香川と激突のポルト。11年で1000億円を得た驚きの「錬金術」

  • 小宮良之●文 text by Komiya Yoshiyuki photo by Getty Images

 ポルトは政策の三本柱として、recruitment(新規採用)、development(成長) yield(収益)を掲げ、選手をリクルートし、成長させ、収益を上げるシステムを確立している。国内外に抱えるスカウトはサッカー先進国中心に総勢250名以上。通常、スカウトは担当地域で週末の試合を見てリポートを書くが、足代と手当で年間数億円の経費となる。
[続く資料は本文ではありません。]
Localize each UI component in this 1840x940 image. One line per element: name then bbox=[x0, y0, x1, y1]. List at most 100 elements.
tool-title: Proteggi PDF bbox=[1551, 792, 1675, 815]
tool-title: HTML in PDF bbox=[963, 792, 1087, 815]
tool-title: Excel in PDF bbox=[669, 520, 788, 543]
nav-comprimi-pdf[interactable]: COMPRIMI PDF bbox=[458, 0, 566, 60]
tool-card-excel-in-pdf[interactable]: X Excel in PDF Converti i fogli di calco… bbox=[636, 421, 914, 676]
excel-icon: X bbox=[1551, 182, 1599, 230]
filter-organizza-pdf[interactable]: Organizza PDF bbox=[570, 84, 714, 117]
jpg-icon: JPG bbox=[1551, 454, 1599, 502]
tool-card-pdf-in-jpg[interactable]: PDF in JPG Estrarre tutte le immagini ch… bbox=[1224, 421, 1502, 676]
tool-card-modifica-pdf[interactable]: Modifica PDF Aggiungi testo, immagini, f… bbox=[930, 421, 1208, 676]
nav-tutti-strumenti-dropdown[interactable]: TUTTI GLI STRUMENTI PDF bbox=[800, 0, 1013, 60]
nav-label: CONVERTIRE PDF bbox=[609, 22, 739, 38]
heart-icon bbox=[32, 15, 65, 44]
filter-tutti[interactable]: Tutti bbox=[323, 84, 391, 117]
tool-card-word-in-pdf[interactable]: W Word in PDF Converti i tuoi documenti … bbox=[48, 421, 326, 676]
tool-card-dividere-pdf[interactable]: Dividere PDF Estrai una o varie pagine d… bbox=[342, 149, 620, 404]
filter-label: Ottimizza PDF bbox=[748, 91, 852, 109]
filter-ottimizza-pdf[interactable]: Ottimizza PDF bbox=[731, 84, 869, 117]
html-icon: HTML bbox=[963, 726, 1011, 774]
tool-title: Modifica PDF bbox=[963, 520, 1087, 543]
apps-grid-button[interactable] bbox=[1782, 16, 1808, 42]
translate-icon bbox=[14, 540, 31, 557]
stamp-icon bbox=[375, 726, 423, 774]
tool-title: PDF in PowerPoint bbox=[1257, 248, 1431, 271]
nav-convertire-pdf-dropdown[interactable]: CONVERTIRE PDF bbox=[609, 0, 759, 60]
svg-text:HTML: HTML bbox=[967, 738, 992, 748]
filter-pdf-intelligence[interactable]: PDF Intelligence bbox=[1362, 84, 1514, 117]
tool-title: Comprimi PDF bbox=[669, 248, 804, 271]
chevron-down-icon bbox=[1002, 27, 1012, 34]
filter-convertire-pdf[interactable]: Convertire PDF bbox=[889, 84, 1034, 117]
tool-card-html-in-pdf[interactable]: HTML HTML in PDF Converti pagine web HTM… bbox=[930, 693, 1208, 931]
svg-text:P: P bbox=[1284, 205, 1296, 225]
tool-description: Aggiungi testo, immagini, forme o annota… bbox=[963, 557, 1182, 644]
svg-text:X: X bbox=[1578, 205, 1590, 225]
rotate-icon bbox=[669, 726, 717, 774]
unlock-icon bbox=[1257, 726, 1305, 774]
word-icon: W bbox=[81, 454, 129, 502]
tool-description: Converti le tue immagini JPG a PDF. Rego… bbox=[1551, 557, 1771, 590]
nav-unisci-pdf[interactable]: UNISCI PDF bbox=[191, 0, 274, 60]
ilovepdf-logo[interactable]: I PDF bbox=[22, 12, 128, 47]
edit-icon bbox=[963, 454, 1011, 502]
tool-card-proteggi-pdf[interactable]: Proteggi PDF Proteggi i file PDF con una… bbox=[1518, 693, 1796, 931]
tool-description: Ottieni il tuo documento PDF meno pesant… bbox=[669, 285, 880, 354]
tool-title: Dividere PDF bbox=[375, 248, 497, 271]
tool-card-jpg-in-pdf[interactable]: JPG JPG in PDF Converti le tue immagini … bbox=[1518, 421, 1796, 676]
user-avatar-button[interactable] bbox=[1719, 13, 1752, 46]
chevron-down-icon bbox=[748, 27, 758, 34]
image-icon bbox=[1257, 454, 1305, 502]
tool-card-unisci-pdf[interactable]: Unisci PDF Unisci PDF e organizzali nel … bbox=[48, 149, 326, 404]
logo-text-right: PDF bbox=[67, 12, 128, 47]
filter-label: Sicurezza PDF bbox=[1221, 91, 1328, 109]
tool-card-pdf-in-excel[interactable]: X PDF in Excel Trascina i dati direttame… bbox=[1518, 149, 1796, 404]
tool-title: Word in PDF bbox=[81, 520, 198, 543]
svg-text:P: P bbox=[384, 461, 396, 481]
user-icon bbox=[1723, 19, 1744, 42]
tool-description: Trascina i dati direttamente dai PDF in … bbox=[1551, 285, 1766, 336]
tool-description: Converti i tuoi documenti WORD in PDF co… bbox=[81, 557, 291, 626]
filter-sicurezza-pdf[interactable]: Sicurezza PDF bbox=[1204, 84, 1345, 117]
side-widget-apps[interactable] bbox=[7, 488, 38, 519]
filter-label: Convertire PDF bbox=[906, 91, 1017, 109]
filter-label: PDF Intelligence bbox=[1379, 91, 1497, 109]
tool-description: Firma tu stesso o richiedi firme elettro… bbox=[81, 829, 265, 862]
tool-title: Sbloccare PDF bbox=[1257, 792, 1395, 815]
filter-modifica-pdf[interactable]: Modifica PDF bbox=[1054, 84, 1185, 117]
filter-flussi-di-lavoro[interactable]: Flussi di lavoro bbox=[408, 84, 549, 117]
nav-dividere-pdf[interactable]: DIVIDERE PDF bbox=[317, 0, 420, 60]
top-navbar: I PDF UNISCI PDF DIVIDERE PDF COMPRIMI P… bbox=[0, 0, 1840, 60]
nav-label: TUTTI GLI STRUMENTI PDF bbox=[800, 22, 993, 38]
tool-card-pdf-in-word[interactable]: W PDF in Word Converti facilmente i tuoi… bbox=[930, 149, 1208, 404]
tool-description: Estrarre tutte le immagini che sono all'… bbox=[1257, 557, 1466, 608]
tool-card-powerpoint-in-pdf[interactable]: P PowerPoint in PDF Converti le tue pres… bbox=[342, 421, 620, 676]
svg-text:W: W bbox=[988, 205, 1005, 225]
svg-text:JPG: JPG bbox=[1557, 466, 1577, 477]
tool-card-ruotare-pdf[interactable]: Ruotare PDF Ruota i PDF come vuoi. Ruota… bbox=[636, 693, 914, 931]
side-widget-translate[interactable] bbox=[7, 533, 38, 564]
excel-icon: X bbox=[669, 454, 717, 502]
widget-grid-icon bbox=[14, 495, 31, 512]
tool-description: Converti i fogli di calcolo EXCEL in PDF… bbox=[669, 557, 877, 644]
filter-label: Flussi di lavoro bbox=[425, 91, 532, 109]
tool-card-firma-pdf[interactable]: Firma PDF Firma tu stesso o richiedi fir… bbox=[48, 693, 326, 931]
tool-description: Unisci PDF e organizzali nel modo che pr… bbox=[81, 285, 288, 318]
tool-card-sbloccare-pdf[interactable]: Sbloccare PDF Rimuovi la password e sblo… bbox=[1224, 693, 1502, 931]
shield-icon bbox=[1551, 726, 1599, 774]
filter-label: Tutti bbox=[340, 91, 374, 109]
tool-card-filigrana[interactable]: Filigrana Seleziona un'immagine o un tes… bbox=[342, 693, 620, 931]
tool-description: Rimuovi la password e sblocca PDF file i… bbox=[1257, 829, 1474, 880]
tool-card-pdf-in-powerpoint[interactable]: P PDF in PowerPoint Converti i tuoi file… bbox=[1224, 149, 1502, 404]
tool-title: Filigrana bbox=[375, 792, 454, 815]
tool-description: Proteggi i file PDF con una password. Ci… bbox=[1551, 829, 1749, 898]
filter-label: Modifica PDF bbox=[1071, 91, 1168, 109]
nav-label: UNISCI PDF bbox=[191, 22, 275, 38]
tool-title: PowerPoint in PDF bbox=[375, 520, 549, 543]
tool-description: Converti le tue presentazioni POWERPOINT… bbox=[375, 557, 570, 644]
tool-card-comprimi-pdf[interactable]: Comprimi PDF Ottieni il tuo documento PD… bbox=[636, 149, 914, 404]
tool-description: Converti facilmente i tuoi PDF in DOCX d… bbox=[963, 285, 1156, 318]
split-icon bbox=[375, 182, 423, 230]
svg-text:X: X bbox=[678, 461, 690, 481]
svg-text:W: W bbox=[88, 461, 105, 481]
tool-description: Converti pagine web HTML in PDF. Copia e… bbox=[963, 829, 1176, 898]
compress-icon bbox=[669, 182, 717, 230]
上がってきた文書を内部スカウトが吟味し、数段階に分け、必ず数人が目を通し(セカンドオピニオン)、ようやく決定に至る。

 つまり、相当な資金や労力が必要になるわけだ。

「安かろう」ではないのが、ポルトのスカウティングポリシーである。安すぎる選手は相応の価値しかない場合が多く、ポルトが目指す高い水準では順応できない。500~1000万ユーロ程度の移籍金は捻出する設定で、良質な選手を求める。言い換えれば、博打性も高い。もし投入したスカウトの契約料や獲得時の移籍金に見合う収益を出さなければ、クラブは干上がってしまうのだ。

 しかし、ポルトが欧州サッカーで強豪と対等に競い合うには山師の目を信じるしかない。どのクラブもリスクは負っている。例えばバルサは「育てる」戦略に特化し、下部組織「マシア」に年間予算15億円を投入。その結果、アンドレス・イニエスタやリオネル・メッシら大物選手を手にしているが、これも一つの投資である。